Question 19.5: A PLL is to operate with a reference clock frequency of 10 M......

From (19.32)

\omega _{pll} = \sqrt{\frac{K_{pd}K_{lp}K_{osc}}{N} }            (19.32)

and (19.40),

\omega _{3dB} = \omega ^{2}_{pll}/\omega _{z} = \omega _{pll}/Q                (19.40)

it is known that with Q « 0.5 the loop bandwidth is approximately

\omega _{3dB} \cong \frac{\omega _{pll} }{Q} = \frac{1}{Q} \sqrt{\frac{K_{pd} K_{lp} K_{osc} }{N} }

\Rightarrow K_{lp} = \frac{Q^{2} \omega ^{2}_{3db} N }{K_{pd} K_{osc} }              (19.45)

Substituting (19.23)

K_{pd} = \frac{I_{ch}}{2\pi }       (19.23)

and (19.27)

K_{lp} = 1/C_{1}            (19.27)

for a charge-pump PLL into (19.45) and rearranging,

C_{1} = \frac{ I_{ch} K_{osc} }{ 2\pi Q^{2} \omega ^{2}_{3dB} N }              (19.46)

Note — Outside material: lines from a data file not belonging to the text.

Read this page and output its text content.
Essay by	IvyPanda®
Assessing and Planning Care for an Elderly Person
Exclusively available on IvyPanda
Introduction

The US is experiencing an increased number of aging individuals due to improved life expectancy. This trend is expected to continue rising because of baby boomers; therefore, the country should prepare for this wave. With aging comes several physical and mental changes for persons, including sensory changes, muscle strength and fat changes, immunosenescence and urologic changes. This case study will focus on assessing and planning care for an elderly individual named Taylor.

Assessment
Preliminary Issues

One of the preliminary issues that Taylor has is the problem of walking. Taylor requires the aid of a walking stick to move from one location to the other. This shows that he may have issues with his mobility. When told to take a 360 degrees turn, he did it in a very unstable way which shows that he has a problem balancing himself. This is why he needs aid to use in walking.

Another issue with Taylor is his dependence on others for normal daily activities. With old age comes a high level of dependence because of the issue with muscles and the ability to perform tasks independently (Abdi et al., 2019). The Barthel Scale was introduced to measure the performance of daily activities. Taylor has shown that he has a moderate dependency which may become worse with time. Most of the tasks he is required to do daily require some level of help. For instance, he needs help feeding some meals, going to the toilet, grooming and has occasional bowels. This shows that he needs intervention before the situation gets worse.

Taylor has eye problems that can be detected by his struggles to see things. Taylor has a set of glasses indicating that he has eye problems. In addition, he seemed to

In this example with \omega _{3dB} = 2\pi \cdot 10  MHz / 20 , substitution of the known values into (19.46) yields a value very close to C_{1} = 100  pF . Also from (19.40), with Q « 0.5 it is known that w_{z} \cong \omega _{3dB} Q^{2} . Hence, using (19.28)

\omega _{z} = 1/(RC_{1})           (19.28)

for a charge-pump loop filter reveals,

R = \frac{1}{C_{1} \omega _{3dB} Q^{2} }       (19.47)

which in this example yields in a resistor value of R = 314 KΩ.